Research paper by Anna Lytova, Konstantin Tikhomirov

Indexed on: 03 Oct '18Published on: 03 Oct '18Published in: arXiv - Mathematics - Probability


We study delocalization of null vectors and eigenvectors of random matrices with i.i.d entries. Let $A$ be an $n\times n$ random matrix with i.i.d real subgaussian entries of zero mean and unit variance.
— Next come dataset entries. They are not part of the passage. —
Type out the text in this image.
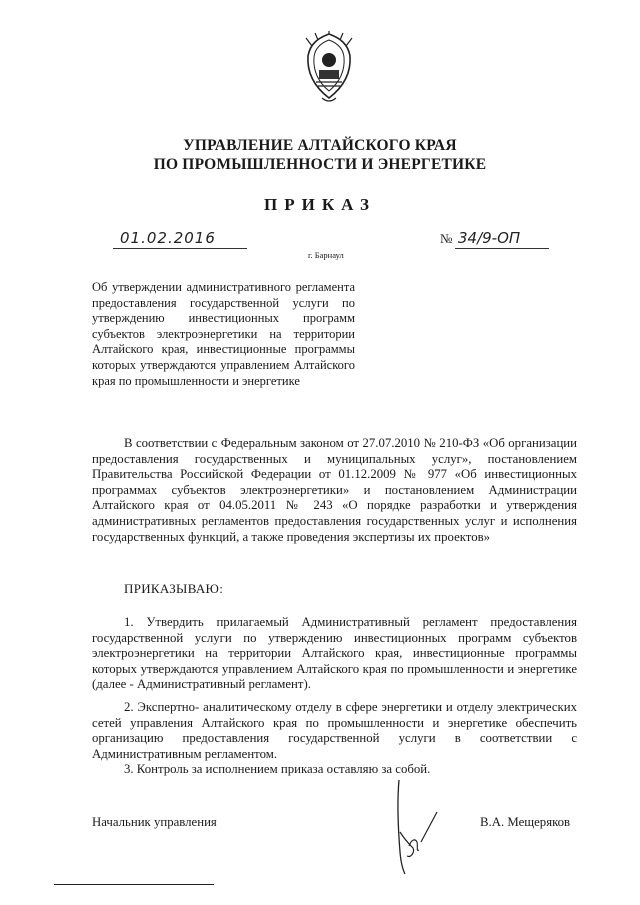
УПРАВЛЕНИЕ АЛТАЙСКОГО КРАЯ
ПО ПРОМЫШЛЕННОСТИ И ЭНЕРГЕТИКЕ
ПРИКАЗ
01.02.2016
г. Барнаул
№ 34/9-ОП
Об утверждении административного регламента предоставления государственной услуги по утверждению инвестиционных программ субъектов электроэнергетики на территории Алтайского края, инвестиционные программы которых утверждаются управлением Алтайского края по промышленности и энергетике
В соответствии с Федеральным законом от 27.07.2010 № 210-ФЗ «Об организации предоставления государственных и муниципальных услуг», постановлением Правительства Российской Федерации от 01.12.2009 № 977 «Об инвестиционных программах субъектов электроэнергетики» и постановлением Администрации Алтайского края от 04.05.2011 № 243 «О порядке разработки и утверждения административных регламентов предоставления государственных услуг и исполнения государственных функций, а также проведения экспертизы их проектов»
ПРИКАЗЫВАЮ:
1. Утвердить прилагаемый Административный регламент предоставления государственной услуги по утверждению инвестиционных программ субъектов электроэнергетики на территории Алтайского края, инвестиционные программы которых утверждаются управлением Алтайского края по промышленности и энергетике (далее - Административный регламент).
2. Экспертно- аналитическому отделу в сфере энергетики и отделу электрических сетей управления Алтайского края по промышленности и энергетике обеспечить организацию предоставления государственной услуги в соответствии с Административным регламентом.
3. Контроль за исполнением приказа оставляю за собой.
Начальник управления	В.А. Мещеряков
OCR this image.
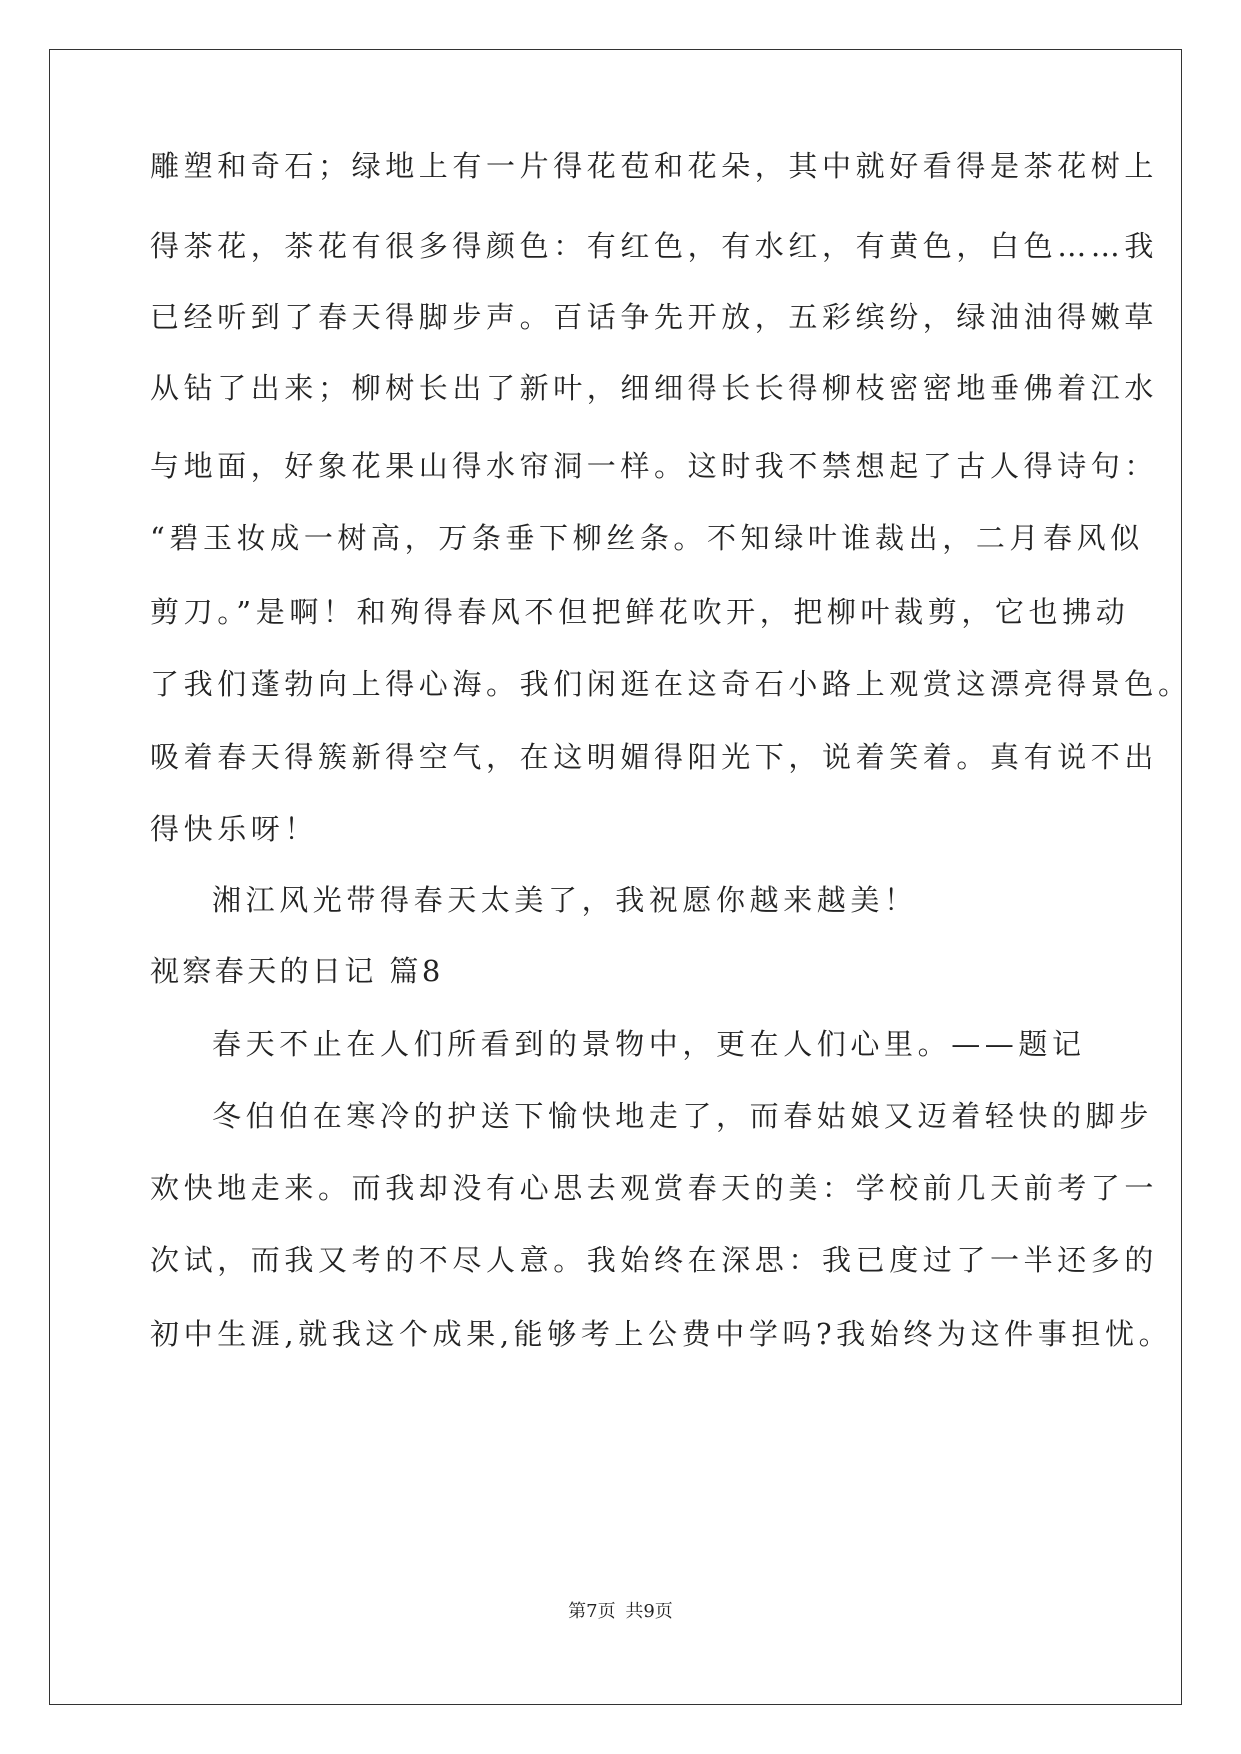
雕塑和奇石；绿地上有一片得花苞和花朵，其中就好看得是茶花树上
得茶花，茶花有很多得颜色：有红色，有水红，有黄色，白色……我
已经听到了春天得脚步声。百话争先开放，五彩缤纷，绿油油得嫩草
从钻了出来；柳树长出了新叶，细细得长长得柳枝密密地垂佛着江水
与地面，好象花果山得水帘洞一样。这时我不禁想起了古人得诗句：
“碧玉妆成一树高，万条垂下柳丝条。不知绿叶谁裁出，二月春风似
剪刀。”是啊！和殉得春风不但把鲜花吹开，把柳叶裁剪，它也拂动
了我们蓬勃向上得心海。我们闲逛在这奇石小路上观赏这漂亮得景色。
吸着春天得簇新得空气，在这明媚得阳光下，说着笑着。真有说不出
得快乐呀！
湘江风光带得春天太美了，我祝愿你越来越美！
视察春天的日记 篇8
春天不止在人们所看到的景物中，更在人们心里。——题记
冬伯伯在寒冷的护送下愉快地走了，而春姑娘又迈着轻快的脚步
欢快地走来。而我却没有心思去观赏春天的美：学校前几天前考了一
次试，而我又考的不尽人意。我始终在深思：我已度过了一半还多的
初中生涯,就我这个成果,能够考上公费中学吗?我始终为这件事担忧。
第7页 共9页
We show that with probability at least $1-n^{-100}$ $$ \min\limits_{I\subset[n],\,|I|= m}\|{\bf v}_I\|_2\geq \frac{m^{3/2}}{n^{3/2}\log^Cn}\|{\bf v}\|_2 $$ for any real eigenvector ${\bf v}$ and any $m\in[\log^C n,n]$, where ${\bf v}_I$ denotes the restriction of ${\bf v}$ to $I$. Further, when the entries of $A$ are complex, with i.i.d real and imaginary parts, we show that with probability at least $1-n^{-100}$ all eigenvectors of $A$ are delocalized in the sense that $$ \min\limits_{I\subset[n],\,|I|= m}\|{\bf v}_I\|_2\geq \frac{m}{n\log^Cn}\|{\bf v}\|_2 $$ for all $m\in[\log^C{n},n]$. As the case of real and complex Gaussian matrices shows, the above estimates are optimal up to the polylogarithmic multiples. We derive stronger bounds for null vectors of real rectangular random matrices.